Bob Pickard’s recent post about junior-level turnover got me thinking. Bob, who is President & CEO of Burson Marsteller’s Asia Pacific region, challenges the agency mindset that we should accept churn at the entry level. His view is that we’re losing out if we don’t try harder to accommodate new talent.
The recession has helped keep some in their cubicles, but expectations of longevity among junior hires are minimal. There was an account support position at my old firm that was like a jinxed storefront location…you know, that street corner where nothing seems to stick. Despite best efforts to manage expectations and train well, no one seemed to stay past a year. We got smart and promoted anyone who showed real promise out of the position before they could bolt, which helped with staff retention. Yet the position was always in flux.

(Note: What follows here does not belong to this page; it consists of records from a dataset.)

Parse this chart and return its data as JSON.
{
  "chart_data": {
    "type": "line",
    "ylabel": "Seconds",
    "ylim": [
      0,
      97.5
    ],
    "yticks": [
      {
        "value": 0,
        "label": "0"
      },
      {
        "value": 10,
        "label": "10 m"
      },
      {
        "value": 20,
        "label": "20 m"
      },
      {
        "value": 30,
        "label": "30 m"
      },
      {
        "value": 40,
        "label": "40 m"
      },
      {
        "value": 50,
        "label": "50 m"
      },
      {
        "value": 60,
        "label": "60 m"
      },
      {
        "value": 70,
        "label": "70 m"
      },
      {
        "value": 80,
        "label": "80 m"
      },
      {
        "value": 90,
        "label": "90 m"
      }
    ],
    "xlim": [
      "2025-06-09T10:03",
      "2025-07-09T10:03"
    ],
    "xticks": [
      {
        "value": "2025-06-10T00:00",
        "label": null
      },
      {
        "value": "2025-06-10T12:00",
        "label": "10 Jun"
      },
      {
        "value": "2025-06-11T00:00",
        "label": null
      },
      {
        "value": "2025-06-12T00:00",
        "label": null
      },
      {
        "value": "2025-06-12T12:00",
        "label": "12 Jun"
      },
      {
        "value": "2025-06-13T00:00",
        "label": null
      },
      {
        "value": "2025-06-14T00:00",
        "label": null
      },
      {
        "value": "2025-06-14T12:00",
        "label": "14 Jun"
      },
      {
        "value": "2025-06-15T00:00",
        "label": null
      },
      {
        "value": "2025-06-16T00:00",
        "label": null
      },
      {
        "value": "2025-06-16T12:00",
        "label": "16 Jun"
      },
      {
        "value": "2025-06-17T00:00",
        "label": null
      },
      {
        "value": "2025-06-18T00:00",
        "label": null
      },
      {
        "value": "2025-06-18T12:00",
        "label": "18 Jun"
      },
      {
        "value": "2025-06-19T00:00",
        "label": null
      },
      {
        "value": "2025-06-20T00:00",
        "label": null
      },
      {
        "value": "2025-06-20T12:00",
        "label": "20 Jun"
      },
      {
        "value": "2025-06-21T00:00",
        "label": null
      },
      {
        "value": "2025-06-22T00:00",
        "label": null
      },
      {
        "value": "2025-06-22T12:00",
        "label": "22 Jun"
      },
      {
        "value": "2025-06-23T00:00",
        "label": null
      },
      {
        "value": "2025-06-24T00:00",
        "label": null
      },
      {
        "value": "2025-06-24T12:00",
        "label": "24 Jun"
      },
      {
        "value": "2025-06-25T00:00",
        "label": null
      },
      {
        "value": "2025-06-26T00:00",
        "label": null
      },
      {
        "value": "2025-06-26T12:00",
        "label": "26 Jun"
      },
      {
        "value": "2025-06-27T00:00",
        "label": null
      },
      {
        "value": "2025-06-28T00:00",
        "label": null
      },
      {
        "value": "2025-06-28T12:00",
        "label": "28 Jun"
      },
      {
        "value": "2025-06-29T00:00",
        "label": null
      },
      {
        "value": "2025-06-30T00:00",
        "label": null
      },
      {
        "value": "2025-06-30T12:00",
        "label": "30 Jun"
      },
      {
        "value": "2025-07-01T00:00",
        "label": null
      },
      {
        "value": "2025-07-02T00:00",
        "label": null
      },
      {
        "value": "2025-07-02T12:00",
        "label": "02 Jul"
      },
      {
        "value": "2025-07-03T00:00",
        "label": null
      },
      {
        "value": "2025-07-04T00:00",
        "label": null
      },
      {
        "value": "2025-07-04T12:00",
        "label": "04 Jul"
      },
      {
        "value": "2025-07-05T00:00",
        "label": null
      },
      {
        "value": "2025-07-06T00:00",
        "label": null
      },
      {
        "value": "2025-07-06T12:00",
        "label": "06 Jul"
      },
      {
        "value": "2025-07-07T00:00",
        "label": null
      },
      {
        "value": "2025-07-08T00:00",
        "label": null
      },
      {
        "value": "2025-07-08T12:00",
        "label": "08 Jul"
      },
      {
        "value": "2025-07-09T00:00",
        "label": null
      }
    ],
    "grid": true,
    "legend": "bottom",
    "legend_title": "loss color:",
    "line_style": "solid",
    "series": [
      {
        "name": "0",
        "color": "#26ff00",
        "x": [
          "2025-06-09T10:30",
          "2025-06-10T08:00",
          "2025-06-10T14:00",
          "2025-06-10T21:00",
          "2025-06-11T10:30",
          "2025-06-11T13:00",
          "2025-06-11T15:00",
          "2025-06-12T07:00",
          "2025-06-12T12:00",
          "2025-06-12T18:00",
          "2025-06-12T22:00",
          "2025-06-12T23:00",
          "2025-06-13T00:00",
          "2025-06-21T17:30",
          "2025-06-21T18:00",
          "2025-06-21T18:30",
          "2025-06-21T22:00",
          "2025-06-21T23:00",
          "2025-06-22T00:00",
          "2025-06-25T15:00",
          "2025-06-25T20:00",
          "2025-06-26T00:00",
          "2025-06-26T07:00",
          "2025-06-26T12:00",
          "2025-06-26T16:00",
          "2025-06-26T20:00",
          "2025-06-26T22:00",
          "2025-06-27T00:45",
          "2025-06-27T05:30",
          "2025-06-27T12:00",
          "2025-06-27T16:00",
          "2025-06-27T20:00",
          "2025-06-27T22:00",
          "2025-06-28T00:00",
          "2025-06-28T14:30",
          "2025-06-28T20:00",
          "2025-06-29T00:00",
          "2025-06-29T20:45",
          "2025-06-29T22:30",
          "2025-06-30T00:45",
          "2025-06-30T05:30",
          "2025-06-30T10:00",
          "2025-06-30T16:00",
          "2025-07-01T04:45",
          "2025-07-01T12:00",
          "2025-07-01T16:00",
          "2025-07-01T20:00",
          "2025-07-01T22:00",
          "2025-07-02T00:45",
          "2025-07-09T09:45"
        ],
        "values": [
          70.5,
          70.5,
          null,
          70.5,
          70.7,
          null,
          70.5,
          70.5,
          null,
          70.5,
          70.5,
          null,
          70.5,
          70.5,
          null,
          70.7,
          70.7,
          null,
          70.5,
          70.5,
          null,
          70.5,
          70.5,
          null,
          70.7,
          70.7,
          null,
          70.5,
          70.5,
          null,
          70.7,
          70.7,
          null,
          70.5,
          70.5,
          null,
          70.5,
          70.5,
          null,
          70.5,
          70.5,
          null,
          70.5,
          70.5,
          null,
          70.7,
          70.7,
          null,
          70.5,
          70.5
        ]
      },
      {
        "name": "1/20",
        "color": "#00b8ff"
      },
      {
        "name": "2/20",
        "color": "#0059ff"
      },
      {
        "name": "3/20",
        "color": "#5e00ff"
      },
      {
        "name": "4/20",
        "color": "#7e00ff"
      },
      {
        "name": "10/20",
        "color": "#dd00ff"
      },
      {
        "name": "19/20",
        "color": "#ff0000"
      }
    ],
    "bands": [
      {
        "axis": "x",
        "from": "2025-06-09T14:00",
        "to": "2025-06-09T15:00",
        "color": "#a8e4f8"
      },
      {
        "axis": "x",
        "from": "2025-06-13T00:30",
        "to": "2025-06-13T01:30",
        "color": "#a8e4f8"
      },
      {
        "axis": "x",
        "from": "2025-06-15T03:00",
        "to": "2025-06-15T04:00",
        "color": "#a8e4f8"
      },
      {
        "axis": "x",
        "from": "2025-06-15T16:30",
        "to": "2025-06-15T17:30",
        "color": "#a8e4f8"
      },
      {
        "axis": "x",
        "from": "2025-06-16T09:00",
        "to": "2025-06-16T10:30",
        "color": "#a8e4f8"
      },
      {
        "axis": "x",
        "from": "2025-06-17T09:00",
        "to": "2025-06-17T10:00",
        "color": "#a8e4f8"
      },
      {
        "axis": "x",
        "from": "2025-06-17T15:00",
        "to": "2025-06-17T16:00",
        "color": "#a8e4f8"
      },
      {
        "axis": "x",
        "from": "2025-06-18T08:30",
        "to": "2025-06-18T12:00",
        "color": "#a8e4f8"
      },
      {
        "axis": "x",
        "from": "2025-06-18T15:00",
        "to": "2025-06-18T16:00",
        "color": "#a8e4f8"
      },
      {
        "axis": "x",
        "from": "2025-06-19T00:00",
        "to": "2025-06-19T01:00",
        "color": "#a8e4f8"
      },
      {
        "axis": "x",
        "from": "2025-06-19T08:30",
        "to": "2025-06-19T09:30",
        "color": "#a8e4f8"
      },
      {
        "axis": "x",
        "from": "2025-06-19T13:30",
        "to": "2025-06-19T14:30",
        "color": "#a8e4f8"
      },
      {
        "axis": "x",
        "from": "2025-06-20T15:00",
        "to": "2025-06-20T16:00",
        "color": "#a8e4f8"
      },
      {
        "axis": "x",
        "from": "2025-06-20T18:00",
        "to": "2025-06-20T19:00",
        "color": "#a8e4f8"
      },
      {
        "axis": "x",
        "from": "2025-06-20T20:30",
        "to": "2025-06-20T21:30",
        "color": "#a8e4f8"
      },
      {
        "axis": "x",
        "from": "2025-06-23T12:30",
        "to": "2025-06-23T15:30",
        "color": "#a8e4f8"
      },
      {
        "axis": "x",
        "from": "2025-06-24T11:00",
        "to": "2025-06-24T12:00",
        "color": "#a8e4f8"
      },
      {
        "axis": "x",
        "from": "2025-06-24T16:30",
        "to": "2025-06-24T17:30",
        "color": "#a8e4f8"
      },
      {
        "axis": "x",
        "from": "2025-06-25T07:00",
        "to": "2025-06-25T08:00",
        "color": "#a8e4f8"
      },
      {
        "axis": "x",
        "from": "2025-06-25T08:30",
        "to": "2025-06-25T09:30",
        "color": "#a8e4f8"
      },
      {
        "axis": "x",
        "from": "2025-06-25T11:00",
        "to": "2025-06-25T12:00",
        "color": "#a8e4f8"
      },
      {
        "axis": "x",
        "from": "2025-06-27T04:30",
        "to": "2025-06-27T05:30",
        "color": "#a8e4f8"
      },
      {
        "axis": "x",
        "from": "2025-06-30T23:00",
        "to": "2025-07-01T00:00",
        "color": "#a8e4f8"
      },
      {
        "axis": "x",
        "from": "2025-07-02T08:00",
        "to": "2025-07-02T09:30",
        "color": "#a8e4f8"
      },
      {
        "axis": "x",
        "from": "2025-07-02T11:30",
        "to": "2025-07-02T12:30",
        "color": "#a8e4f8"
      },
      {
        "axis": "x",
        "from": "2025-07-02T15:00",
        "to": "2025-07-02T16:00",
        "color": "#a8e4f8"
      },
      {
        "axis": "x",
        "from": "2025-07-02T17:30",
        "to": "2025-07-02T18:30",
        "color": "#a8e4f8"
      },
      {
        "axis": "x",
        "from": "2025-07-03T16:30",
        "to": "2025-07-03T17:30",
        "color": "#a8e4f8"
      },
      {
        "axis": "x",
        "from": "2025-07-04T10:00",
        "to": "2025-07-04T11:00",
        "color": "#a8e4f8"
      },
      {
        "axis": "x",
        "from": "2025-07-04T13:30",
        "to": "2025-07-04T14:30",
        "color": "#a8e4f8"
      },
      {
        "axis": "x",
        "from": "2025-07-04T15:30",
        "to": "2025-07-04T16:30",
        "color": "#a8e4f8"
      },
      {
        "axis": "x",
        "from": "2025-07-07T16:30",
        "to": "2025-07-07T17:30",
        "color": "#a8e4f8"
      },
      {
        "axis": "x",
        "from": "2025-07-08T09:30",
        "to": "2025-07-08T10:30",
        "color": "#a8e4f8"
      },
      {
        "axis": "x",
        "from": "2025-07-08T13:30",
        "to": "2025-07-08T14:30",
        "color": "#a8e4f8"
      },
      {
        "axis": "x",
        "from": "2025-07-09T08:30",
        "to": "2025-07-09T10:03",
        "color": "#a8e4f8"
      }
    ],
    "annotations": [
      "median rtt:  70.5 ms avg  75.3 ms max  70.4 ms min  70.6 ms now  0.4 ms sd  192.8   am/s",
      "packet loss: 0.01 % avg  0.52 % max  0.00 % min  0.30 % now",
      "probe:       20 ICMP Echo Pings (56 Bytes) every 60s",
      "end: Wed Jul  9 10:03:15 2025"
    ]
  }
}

Some blame it on Millennial-generation entitlement. I’ve chalked it up lots of things…poor hiring choices, excessive administrative work, and the idealism of youth. But, should we really accept entry-level churn? A certain degree of shaking out is normal, even desirable. No one wants to invest in a staffer who’s not suited for agency work, or PR in general. But, don’t we have a responsibility to try to keep promising young people in the industry, if not the firm?
After all, today’s generation of college grads are far more focused and knowledgeable about PR than in my day, and there are many more excellent communications programs to prepare them. If you buy the negative Millennial stereotype, then you have to also consider its flipside – that of a connected, hypersocial digital native. In other words, qualities that figure prominently in PR’s future.
Many firms have set up trainings, apprenticeships, and mentoring programs to help transition new hires. Those help. They also need frequent check-ins, and open dialogue – something that we in…yes, communications – are sometimes sadly lacking. (One researcher even recommends a videogame-inspired structure of frequent feedback and incremental rewards.)
But if the results of my straw poll is to be believed, the most important lesson may be what we learned with our cursed support spot. Entry-level professionals need to see the daylight, and be able to move into it quickly. Among other things, they need a roadmap.
Working in PR can be difficult, with long hours and many masters to serve. For new PR practitioners or trainees, those aspects are exaggerated, and the contrast between what’s learned in school and the reality of the daily agency grind is sharp. As a recent IPR study points out, those who thrive on the agency side do so because they enjoy the challenge and opportunity for advancement. If we can balance those aspects, perhaps we won’t have to rely on a bad economy to fight the entry-level revolving door.